Don Hush has analyzed a very simple multi-layer perceptron (MLP) to quantify its capacity and performance in an article titled: “Classification with neural networks: a performance analysis“, IEEE International Conference on Systems Engineering, pp 277 – 280, Fairborn, OH , USA, 24 Aug 1989 – 26 Aug 1989. Some conclusions he draws are: networks with one hidden layer perform better than those with two hidden layers; the number of nodes in the hidden layer must be no smaller than d+1 and optimally about 3d where d is the dimension of the data pattern; finally, for best performance the number of training samples should be approximately 60d(d+1).

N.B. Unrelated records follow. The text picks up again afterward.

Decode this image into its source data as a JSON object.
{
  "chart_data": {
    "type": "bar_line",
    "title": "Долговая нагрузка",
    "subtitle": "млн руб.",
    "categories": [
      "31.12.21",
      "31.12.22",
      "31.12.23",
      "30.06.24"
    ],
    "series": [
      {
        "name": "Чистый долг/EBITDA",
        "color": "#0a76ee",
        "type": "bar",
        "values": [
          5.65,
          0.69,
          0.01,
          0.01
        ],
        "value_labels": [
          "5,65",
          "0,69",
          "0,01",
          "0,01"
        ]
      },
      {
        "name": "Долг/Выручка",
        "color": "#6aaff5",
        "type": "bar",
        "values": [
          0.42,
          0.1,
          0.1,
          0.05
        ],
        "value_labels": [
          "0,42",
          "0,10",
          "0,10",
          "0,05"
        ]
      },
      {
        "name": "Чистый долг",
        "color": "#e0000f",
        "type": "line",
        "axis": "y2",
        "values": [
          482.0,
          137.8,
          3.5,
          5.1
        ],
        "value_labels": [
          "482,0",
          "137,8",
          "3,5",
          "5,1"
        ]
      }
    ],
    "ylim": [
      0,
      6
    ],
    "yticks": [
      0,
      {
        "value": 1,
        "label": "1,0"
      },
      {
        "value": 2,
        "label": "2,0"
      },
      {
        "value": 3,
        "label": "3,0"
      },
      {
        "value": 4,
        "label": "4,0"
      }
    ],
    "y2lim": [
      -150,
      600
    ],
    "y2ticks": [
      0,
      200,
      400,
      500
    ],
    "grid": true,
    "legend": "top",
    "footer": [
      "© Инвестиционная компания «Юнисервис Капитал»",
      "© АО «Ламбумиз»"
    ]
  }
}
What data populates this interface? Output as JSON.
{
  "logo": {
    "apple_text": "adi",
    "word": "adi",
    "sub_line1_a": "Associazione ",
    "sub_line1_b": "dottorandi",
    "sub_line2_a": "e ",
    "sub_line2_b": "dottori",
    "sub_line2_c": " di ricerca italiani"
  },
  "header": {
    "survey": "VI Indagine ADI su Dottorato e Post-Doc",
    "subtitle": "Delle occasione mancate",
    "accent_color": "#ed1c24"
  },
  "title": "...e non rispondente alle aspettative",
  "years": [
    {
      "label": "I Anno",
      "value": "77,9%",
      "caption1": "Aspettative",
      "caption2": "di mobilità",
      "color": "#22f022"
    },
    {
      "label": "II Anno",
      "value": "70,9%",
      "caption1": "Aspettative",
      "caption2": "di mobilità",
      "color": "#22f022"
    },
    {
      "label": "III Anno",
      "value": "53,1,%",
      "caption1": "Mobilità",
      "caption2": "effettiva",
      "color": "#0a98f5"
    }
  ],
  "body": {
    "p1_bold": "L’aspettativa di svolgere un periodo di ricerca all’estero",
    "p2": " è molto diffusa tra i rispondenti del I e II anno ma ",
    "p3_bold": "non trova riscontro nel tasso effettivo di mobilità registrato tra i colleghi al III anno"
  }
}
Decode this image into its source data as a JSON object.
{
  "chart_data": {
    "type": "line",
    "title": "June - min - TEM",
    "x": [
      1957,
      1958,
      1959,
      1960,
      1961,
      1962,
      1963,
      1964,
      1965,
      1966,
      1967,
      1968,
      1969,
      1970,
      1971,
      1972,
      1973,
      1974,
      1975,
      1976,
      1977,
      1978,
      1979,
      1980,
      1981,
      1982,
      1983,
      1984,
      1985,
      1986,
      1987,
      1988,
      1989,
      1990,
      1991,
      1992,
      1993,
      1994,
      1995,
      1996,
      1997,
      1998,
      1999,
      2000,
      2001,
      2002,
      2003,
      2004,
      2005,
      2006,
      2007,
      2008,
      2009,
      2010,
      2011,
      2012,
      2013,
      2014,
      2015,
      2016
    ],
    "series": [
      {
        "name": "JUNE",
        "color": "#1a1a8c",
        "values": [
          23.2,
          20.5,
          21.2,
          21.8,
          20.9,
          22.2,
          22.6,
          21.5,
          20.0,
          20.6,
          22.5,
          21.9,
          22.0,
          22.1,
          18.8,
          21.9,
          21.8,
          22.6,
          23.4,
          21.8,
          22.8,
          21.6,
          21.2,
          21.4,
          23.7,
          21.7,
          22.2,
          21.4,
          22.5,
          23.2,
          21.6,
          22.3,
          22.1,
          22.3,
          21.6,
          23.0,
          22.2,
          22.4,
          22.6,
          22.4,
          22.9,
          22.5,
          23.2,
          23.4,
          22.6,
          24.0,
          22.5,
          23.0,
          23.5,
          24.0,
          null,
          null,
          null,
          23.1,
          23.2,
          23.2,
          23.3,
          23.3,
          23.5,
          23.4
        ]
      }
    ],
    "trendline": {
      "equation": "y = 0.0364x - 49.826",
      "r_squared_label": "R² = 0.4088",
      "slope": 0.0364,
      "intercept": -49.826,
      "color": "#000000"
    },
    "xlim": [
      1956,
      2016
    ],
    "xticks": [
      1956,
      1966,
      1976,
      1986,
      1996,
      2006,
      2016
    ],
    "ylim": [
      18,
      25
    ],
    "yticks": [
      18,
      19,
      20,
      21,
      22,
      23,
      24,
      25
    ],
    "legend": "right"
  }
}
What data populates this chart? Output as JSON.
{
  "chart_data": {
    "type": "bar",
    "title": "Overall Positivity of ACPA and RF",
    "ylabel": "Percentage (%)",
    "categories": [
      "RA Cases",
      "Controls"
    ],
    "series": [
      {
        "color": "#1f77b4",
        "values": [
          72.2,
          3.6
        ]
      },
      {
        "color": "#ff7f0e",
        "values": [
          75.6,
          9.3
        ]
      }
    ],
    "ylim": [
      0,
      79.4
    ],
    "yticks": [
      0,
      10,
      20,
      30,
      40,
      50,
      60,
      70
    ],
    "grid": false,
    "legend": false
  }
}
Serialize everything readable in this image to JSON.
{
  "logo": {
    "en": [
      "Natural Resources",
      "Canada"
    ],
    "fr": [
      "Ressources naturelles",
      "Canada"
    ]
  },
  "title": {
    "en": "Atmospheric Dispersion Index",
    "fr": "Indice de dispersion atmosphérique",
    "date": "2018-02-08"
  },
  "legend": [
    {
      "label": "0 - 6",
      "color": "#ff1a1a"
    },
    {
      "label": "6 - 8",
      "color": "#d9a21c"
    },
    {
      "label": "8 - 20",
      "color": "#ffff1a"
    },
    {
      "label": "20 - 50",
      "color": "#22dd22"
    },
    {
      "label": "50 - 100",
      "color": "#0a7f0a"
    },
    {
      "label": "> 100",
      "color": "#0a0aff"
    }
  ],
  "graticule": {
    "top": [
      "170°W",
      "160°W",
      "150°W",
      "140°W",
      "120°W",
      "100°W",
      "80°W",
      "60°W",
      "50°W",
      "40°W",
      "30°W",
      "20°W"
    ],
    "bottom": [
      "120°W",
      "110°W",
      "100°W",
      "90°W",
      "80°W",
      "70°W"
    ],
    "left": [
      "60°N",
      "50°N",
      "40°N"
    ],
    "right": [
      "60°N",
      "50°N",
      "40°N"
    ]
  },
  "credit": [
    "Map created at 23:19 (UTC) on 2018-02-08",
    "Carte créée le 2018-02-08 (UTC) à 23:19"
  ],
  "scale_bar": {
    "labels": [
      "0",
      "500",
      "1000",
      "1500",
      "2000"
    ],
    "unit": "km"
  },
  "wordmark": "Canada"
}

Don Hush and Bill Horne documented ” Progress in supervised neural networks” in IEEE Signal Processing Magazine,Vol.10, Issue 1, pp 8 – 39, Jan 1993. This review article describes MLP neural net processing, and more crucially, MLP training algorithms. Back in the early nineties, I used this review to specify processing for an MLP that fused the results from multiple independent classifiers. I observed two inescapable performance features.
If the training data contained near identical inputs for two apriori distinct classes then the MLP could not reliably distinguish between the classes (self-evident but with serious consequences). The other was that MLP fusion performance was dominated by the best classifier. In fact, the MLP fusion performance was alway less than that of the dominant input classifier. I concluded that either one had to use classifiers of comparable capability or it paid to reject the fusion process.
I found that the same MLP training software could be used to train a time delay neural network (TDNN) with little modification. I trained the seven node (one hidden layer) TDNN to “match filter” a discrete representation of the chaotic “Logistic map“.